Different types of Set Theory

I have just now learned that there are different types of Set Theory. I read Naive Set Theory by Paul R. Halmos, but other than that I have no other knowledge of other...set theories.

Could anyone explain the difference between Naive Set Theory and Axiomatic Set Theory? I thought they were the same thing, but apparently that is not true. Or possibly provide sources to research this topic?

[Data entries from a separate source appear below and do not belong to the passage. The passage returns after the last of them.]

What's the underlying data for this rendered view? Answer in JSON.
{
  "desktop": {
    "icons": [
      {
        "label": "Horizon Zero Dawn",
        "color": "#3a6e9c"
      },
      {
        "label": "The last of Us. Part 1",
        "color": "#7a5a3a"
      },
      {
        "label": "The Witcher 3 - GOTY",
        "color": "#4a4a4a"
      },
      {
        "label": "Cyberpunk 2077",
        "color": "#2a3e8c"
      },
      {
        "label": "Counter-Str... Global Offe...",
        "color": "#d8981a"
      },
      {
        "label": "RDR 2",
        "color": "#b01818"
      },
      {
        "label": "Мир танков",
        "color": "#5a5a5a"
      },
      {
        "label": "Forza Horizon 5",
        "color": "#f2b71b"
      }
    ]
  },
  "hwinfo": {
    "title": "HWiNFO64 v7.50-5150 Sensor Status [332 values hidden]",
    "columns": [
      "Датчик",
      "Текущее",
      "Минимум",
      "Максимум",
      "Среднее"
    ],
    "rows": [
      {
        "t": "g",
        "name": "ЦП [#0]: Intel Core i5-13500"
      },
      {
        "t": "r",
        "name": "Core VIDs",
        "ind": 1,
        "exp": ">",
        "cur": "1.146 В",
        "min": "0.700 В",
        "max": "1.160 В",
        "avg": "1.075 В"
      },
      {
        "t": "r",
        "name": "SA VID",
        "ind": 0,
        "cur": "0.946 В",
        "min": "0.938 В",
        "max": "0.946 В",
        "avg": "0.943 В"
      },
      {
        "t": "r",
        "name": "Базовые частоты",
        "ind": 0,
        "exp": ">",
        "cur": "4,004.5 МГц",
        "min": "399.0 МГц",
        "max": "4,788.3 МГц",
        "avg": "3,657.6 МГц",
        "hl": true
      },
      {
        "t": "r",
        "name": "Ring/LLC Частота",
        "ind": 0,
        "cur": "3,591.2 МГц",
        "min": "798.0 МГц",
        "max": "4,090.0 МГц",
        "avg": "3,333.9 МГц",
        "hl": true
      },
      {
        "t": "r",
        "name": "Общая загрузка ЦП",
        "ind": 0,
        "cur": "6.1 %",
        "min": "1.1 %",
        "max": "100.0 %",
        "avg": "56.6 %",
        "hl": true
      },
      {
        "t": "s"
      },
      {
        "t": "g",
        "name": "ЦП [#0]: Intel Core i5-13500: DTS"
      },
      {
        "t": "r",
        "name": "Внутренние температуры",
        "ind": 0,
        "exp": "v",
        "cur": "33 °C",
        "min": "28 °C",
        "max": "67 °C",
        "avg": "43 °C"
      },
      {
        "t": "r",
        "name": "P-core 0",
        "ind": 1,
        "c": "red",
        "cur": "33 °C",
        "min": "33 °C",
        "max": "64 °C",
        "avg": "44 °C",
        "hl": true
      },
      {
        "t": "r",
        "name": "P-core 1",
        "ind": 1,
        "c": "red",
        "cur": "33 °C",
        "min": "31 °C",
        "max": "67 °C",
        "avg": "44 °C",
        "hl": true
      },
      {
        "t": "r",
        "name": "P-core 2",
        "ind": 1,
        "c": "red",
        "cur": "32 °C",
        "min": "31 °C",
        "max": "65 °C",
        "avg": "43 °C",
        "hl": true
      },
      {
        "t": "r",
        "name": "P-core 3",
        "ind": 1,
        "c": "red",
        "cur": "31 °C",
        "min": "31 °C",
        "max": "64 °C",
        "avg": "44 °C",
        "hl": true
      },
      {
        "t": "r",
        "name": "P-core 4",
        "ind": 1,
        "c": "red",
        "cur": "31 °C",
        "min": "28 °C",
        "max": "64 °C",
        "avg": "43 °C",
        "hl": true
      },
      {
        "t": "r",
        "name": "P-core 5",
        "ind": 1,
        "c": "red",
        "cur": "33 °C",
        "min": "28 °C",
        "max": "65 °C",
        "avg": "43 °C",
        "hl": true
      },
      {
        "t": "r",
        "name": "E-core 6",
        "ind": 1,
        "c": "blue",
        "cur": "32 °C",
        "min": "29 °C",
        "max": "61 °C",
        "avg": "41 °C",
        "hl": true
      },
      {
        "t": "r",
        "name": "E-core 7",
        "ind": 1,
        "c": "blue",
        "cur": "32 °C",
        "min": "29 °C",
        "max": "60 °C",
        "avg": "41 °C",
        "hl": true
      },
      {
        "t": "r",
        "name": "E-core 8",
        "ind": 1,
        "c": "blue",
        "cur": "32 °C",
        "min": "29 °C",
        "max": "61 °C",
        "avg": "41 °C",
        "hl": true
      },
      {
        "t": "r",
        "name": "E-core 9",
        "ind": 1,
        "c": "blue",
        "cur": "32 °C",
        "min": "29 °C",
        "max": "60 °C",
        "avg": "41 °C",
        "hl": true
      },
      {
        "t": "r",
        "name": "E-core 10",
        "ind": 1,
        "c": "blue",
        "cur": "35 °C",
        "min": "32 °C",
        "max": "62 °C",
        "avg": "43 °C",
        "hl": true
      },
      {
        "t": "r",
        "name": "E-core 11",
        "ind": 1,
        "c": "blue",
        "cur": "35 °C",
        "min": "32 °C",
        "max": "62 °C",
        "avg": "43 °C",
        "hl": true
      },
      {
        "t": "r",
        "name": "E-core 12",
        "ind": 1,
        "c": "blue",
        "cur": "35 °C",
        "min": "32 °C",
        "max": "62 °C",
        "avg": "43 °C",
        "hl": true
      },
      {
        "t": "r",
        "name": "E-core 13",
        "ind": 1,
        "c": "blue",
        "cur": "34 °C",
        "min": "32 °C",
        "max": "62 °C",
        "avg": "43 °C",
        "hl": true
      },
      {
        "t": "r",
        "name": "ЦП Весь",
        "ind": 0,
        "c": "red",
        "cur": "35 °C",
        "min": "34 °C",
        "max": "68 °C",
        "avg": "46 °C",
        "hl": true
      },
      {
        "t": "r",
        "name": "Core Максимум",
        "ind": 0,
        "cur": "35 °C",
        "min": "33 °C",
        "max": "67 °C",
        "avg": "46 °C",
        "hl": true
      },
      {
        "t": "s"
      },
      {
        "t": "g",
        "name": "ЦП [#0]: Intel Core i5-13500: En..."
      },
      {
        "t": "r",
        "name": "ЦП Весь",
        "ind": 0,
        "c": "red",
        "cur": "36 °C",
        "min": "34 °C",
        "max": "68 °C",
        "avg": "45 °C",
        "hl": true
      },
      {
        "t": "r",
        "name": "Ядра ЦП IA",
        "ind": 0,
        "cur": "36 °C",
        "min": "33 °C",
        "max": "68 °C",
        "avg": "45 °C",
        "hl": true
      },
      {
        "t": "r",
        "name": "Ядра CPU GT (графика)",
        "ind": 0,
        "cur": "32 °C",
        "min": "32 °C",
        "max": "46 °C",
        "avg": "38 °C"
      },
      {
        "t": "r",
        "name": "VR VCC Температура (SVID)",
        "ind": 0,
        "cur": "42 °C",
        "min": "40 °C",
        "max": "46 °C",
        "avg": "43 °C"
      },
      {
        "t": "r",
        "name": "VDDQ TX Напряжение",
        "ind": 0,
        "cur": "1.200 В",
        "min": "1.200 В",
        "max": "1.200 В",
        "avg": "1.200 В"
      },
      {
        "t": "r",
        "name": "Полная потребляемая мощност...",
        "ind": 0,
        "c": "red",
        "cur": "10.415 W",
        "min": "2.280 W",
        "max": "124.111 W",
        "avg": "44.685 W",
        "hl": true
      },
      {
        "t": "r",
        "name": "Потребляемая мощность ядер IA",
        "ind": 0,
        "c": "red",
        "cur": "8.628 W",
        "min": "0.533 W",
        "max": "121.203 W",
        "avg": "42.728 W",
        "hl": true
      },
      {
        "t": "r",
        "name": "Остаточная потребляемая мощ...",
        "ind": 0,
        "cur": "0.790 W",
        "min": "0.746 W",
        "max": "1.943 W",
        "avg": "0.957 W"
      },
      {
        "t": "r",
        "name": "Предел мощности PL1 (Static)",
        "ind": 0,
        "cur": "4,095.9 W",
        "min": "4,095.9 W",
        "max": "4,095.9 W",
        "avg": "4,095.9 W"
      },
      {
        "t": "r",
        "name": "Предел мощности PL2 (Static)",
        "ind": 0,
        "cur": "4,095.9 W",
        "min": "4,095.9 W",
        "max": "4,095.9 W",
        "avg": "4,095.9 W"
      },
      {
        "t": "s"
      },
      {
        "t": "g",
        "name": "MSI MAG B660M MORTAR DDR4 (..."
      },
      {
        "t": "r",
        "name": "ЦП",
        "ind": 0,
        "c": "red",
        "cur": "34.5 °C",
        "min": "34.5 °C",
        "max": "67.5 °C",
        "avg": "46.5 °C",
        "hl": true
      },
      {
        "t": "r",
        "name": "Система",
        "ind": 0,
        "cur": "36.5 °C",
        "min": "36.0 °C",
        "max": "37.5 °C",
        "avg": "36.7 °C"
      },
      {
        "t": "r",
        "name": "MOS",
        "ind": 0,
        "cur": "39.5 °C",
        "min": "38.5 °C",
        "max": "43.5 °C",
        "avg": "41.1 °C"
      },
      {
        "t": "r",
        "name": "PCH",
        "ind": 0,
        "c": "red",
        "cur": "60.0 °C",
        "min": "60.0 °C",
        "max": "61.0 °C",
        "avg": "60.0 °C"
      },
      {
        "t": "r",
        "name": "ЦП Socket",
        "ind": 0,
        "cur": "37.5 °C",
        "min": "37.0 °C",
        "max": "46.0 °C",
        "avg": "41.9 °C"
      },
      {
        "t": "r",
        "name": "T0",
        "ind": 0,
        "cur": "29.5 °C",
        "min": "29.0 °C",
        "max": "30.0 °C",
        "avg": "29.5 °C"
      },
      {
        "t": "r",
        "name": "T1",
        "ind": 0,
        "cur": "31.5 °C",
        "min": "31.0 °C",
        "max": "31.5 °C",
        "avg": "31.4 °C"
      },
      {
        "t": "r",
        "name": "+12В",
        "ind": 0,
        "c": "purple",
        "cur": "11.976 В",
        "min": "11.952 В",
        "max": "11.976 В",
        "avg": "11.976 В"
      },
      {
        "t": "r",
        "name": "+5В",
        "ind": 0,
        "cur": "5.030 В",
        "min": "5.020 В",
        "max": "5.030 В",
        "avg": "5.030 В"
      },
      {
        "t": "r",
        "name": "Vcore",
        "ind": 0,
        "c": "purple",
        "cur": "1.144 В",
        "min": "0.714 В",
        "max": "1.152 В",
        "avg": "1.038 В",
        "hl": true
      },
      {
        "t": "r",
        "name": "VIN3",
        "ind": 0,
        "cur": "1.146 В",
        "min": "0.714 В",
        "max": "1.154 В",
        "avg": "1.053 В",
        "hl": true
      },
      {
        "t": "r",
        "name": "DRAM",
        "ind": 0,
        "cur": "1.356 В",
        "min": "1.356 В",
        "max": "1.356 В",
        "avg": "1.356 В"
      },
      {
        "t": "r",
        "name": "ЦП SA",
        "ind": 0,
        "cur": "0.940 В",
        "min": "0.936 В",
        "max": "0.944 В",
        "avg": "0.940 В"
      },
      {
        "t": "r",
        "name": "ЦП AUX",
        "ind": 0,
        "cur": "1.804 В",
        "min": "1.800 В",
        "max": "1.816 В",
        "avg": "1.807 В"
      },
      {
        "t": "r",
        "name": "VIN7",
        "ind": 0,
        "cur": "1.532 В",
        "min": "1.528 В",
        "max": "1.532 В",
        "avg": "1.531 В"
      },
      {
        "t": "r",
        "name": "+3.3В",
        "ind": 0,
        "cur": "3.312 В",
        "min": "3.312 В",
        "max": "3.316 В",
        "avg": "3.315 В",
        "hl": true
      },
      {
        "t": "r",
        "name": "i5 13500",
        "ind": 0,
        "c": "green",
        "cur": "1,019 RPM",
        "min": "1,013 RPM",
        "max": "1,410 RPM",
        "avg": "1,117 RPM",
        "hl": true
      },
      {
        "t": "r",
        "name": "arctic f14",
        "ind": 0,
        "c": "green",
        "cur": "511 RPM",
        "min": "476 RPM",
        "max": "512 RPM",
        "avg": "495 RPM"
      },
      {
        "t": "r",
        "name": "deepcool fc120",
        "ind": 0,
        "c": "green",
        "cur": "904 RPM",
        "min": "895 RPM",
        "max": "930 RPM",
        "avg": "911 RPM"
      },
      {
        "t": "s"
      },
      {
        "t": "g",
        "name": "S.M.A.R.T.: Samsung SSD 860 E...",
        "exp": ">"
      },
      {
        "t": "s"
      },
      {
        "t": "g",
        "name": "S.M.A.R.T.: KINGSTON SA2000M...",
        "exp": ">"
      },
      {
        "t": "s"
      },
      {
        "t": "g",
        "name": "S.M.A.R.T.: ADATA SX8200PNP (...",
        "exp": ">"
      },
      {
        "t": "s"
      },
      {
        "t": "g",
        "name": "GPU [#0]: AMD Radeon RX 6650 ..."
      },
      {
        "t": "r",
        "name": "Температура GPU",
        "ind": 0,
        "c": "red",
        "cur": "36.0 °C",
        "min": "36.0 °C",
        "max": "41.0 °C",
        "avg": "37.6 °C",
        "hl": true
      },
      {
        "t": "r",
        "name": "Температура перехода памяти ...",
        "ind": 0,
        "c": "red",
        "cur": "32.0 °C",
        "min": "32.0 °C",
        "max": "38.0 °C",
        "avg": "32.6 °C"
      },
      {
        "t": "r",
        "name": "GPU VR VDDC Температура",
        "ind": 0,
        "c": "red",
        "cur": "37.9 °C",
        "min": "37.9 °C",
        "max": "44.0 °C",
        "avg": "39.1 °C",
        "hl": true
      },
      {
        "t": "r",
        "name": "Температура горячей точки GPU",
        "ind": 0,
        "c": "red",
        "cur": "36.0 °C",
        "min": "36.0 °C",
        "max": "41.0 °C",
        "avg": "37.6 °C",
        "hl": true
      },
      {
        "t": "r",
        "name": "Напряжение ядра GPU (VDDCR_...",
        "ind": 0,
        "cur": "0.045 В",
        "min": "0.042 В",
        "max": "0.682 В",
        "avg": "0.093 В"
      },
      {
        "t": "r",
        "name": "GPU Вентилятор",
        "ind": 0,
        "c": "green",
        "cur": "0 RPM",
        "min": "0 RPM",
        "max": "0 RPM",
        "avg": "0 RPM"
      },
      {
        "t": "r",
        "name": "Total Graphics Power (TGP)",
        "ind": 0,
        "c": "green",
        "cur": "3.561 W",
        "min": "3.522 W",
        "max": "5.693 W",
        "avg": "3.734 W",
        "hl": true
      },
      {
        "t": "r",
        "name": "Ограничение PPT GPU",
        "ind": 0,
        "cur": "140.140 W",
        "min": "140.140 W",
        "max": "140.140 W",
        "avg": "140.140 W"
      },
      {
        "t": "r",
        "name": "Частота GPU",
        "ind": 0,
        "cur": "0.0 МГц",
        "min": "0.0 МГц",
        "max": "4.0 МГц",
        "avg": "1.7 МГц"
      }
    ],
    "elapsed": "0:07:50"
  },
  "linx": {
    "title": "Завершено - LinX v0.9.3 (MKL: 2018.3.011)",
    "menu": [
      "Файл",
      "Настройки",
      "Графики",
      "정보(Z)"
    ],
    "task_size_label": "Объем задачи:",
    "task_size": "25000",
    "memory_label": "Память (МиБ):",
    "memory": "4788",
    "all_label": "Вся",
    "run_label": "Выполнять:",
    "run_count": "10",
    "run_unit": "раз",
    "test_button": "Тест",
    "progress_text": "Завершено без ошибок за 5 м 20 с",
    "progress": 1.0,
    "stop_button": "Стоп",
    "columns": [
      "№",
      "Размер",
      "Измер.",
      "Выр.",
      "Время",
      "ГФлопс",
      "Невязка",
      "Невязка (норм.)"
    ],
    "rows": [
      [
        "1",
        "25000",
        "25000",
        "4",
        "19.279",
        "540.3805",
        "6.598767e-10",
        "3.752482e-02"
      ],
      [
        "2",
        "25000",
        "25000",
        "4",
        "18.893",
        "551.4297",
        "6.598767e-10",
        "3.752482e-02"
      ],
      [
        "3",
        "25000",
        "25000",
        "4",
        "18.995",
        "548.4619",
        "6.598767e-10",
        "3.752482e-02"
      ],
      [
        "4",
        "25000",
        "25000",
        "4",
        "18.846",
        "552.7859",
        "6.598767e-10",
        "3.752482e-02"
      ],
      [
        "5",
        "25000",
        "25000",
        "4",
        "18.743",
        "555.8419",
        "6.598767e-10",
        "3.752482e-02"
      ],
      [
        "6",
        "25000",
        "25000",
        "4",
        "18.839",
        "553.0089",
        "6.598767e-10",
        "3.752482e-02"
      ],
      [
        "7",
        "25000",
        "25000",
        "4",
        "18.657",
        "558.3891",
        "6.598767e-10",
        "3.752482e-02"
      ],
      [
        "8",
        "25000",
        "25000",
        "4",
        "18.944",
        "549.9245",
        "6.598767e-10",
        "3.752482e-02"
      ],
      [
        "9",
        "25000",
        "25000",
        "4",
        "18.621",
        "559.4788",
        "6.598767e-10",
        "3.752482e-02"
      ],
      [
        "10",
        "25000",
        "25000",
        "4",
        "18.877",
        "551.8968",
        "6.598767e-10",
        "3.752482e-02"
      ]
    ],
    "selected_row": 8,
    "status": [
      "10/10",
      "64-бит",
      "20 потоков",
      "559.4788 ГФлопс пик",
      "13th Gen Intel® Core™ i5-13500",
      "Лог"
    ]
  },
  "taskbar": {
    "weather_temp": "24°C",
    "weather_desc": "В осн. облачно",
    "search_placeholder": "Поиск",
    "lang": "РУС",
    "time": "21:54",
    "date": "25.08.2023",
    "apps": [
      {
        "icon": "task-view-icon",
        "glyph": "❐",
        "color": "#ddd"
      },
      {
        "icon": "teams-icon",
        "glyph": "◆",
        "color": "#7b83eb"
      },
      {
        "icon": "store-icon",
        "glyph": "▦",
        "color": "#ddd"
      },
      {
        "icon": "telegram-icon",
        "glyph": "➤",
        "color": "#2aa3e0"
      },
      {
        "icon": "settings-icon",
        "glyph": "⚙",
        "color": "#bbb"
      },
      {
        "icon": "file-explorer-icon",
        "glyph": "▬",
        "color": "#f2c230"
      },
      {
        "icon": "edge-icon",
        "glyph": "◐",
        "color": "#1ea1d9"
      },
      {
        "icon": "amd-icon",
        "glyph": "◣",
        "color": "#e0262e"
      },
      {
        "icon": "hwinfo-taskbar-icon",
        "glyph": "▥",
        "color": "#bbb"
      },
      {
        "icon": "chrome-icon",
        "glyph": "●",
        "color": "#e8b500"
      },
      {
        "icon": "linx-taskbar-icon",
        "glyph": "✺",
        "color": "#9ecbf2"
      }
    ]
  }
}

What about NBG and ZF set theory?

I originally thought that Naive Set Theory was simply the topic of Set Theory, but for introductory level. It relies on axioms and such. How then is this different than axiomatic set theory?


Solution 1:

Naive set theory is some general term for set theory where axioms are not thoroughly introduced and studied. We describe some properties of sets, and usually go out with the (provably inconsistent) comprehension axiom schema which essentially says:

Every definable collection is a set.

But as the parenthesis remark points out, that axiom schema is inconsistent. One can construct all sort of collections which cannot be sets. In naive set theory we casually toss this worry aside, and rely on the fact that the sets we are going to meet are going to be sets. By that virtue, naive set theory is often concerned with finite sets, countable sets or with "arbitrary sets" which are assumed to exist.

Despite its name, and its sore philosophical limitation of being inconsistent, you can develop quite a lot of mathematics within naive set theory. This is good because this development can be later carried out formally in the [not yet inconsistent] axiomatic set theory.

So what is axiomatic set theory? In axiomatic set theory the student first has to have some basic knowledge of logic, and we begin by writing down axioms. Then we prove from these axioms all sort of theorems and deduce more and more information. These axioms describe in a formal language what properties we expect sets to have. For example, we expect that if $X$ is a set then its power set is also a set itself. So we can formalize that as an axiom.

Axiomatic set theory is concerned with what statements we can prove from what axioms. For example, one cannot prove that $A\notin A$ for every set $A$, without appealing to the axiom of foundation (or some variant thereof). The proof of this unprovability is a common, and very nice, exercise in axiomatic set theory books and courses.

Where naive set theory is often given as some general outline to how sets should behave, and some basic understanding of the connection between set theory and general mathematics; axiomatic set theory investigate the sets themselves. Things like the axiom of choice, the continuum hypothesis, cardinal and ordinal arithmetics, infinitary combinatorics, and so on. These have applications to general mathematics outside of set theory, but those are still investigated for their own sake.

Finally, both naive set theory and its axiomatic version come in "flavours", but whereas naive set theory is mild, in the sense that one pays less attention to assumptions such as "real numbers are sets" or "real numbers are not sets", and so on; in axiomatic set theory one pays very close attention to the starting assumptions and the language in which one expresses these assumptions in.

For example, $\sf ZFC$ which is one of the common (if not the common) set theories is stated in the language where objects are sets, and we only have $\in$ to define things (from that we can define $\subseteq,\varnothing,\mathcal P(\bullet)$ and so on, but formally we only have $\in$ and $=$). On the other hand, one of its extension $\sf NBG$ - which you have mentioned - lives in a slightly larger language which allows objects which are not sets, called proper classes to exist in a "meaningful way" (whatever that means). There are subtle differences and similarities between these two theories. Often in axiomatic set theory we study extensions of $\sf ZFC$.

There are other theories based on a whole other approach to sets, like theories in which the basic notion is $\subseteq$ rather than $\in$; or theories where the atomic notion is "function" rather than "an element of". All these are very very different set theories, even if sometimes we can prove they end up proving "pretty much" the same statements about sets. These are also topics of axiomatic set theory, even if less mainstream and conventional.

Solution 2:

Naive set theory is enough set theory to get by in most of mathematics, but suffers from a number of unfortunate paradoxes.

In naive set theory, we call any collection of elements a "set." We don't say what the elements are, nor do we place any restrictions on which elements can come together to form a set.

However, this simple view has some problems, one of the most famous of which is Russel's Paradox:

Does the set of all sets (call it $S$) which do not contain themselves, contain itself?

If $S\in S$, then $S \not\in S$, and vice versa: a contradiction.

Axiomatic foundations of set theory (the most common of which is ZFC) resolve this and other paradoxes by providing a rigid set of axioms, and specify, for example, what the "elements" of sets are. In ZFC, in fact, elements of sets are just other sets. ZFC also poses restrictions on what kind of sets you can form, preventing things like Russel's paradox from happening.